One for all, all for one

I recommend using Agile structures to plan, cost and staff Operational teams – so you cost up the funding required for a sprint for the entire cell, then determine how many sprints each project requires. Fundamentally important is the idea of selling the team as a “block” rather individually based on immediate project stage. You are selling a team who work strongest together, not a jigsaw puzzle staffing model. That allocation must then be protected from internal cannibalisation by other projects or sales efforts.

This approach also allows predictable cost modelling for a company across a reasonable time period, allowing steering and adjustment to be done quarterly, rather than overly often. It also allows predictable, manageable levels of permanent to contractor staff ratios.

 The ultimate goal

This isn’t even about out-competing the legacy structured team. Those people may find they are sharing their time across 4 different projects, and need to run every decision past an Executive Creative Director. It’s about hiring the most brilliant people you can get your hands on and inspiring them to do more than even they thought possible. Its about creating structures that let them focus on doing great work exclusively, not how many hours they’re allowed to log to a certain task.

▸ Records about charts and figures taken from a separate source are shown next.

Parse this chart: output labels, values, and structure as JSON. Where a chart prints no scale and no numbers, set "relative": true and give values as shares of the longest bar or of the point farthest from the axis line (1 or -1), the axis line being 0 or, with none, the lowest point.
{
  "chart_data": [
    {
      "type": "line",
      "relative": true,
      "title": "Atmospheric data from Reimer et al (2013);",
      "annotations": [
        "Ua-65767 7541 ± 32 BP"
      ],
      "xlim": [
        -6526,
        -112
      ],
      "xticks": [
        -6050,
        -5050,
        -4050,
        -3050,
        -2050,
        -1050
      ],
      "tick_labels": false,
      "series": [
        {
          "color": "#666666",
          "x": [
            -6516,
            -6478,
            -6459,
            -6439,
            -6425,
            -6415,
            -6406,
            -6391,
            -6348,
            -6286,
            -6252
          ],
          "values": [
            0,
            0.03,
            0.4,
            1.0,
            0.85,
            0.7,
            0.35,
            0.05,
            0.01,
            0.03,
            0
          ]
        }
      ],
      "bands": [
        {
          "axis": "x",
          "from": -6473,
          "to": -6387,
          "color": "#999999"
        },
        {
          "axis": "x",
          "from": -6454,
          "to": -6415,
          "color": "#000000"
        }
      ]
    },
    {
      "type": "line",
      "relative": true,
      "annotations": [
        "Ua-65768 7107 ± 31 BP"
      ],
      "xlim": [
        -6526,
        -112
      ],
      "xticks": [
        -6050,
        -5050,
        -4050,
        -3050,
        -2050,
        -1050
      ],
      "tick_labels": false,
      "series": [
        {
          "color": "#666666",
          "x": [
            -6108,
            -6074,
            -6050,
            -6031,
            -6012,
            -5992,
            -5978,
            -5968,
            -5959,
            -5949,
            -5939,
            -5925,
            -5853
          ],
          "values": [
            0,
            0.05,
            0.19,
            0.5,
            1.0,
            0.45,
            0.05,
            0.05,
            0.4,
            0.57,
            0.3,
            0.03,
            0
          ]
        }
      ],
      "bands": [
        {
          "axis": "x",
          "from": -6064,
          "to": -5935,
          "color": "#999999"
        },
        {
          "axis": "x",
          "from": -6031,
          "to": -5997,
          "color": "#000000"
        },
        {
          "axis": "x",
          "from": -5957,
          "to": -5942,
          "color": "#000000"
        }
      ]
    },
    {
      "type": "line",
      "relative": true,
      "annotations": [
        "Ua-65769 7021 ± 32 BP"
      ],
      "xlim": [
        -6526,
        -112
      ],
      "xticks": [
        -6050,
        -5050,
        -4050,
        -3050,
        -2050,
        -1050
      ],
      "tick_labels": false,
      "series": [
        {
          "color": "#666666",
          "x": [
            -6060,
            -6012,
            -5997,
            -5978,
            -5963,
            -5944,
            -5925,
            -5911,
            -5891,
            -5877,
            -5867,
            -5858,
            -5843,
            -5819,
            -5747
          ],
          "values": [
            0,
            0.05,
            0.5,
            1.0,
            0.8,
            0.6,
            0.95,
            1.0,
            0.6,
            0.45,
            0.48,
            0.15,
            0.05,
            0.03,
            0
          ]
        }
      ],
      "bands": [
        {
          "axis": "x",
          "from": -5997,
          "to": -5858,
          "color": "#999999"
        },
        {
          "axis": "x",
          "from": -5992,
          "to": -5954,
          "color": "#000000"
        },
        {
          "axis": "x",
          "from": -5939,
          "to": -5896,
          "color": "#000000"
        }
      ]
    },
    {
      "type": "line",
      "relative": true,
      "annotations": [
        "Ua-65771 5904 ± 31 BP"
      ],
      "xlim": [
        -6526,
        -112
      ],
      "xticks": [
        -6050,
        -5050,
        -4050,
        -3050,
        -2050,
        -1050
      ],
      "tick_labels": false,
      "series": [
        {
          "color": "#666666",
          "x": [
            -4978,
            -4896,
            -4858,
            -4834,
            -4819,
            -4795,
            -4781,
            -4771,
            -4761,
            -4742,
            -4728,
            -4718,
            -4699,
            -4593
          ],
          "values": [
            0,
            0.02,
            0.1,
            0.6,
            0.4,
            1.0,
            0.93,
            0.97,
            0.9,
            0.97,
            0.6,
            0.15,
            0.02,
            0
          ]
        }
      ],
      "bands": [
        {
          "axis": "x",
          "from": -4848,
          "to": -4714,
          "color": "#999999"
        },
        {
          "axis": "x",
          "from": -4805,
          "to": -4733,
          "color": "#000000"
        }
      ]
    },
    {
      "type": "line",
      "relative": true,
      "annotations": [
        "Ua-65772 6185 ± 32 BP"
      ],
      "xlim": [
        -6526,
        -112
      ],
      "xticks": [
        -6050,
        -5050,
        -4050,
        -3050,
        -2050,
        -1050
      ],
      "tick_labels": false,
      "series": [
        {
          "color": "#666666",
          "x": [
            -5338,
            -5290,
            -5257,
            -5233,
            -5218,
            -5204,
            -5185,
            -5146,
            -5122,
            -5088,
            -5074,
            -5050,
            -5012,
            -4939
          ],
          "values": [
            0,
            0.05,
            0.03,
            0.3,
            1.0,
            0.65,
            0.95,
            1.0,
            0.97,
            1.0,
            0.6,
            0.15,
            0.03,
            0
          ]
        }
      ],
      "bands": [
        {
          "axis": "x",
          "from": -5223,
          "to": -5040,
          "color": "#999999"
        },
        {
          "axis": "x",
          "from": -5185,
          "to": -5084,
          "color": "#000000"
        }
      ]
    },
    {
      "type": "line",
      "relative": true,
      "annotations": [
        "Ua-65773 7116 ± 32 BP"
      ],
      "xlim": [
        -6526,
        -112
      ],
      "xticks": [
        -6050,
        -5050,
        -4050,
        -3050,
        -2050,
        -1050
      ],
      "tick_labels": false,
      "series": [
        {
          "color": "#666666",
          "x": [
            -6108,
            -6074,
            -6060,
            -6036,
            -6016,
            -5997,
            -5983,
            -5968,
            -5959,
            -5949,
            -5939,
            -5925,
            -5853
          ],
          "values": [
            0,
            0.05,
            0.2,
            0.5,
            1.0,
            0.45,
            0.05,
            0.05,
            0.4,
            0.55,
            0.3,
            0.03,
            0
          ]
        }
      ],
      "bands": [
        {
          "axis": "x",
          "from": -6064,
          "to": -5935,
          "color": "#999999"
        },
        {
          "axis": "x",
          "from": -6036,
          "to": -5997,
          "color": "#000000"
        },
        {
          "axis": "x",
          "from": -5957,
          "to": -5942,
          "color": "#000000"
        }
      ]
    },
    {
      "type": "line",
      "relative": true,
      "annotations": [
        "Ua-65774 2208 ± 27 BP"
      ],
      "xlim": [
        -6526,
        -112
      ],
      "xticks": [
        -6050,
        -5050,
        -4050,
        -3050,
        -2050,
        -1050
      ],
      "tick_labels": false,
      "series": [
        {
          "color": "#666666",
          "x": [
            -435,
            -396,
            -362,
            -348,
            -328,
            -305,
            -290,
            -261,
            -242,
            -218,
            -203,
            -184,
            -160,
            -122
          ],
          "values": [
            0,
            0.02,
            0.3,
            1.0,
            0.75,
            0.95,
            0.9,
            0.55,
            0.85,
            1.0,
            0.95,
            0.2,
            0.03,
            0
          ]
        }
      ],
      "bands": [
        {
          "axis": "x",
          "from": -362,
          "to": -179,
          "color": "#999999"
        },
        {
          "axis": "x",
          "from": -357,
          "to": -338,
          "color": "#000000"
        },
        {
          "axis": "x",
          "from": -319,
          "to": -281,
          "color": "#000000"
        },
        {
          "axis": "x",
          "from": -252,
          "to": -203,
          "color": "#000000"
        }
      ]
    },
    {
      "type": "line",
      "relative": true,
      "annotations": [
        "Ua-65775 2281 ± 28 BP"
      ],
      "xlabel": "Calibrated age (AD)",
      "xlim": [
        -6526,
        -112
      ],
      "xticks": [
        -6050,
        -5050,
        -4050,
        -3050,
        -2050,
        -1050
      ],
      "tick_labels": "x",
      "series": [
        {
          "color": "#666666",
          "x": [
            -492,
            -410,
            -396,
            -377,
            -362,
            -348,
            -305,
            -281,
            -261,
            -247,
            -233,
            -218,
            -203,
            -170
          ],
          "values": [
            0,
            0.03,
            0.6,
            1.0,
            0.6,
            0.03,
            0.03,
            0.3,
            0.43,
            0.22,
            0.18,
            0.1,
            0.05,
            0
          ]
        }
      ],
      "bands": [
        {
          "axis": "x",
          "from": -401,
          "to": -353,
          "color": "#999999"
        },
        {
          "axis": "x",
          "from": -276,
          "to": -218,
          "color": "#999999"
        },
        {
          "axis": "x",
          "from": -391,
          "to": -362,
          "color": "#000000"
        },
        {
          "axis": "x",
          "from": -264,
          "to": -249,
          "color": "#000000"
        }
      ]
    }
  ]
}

Be realistic, demand the impossible – Che Guevara

 

My aim of this article is for you to take away  these four principles of product revolution:

  • Split the production from the revenue/funding
  • Build your teams around the ideal number of 6 people
  • Staff to skills not titles
  • Enable your team to focus on one thing at a time

Viva la revolution!

  • Go behind the front lines of how tradition say teams should be run
  • Sabotage the archaic models of the past
  • Ruthlessly destroy the competition by focusing on the things that count

Join the resistance and become a product partisan!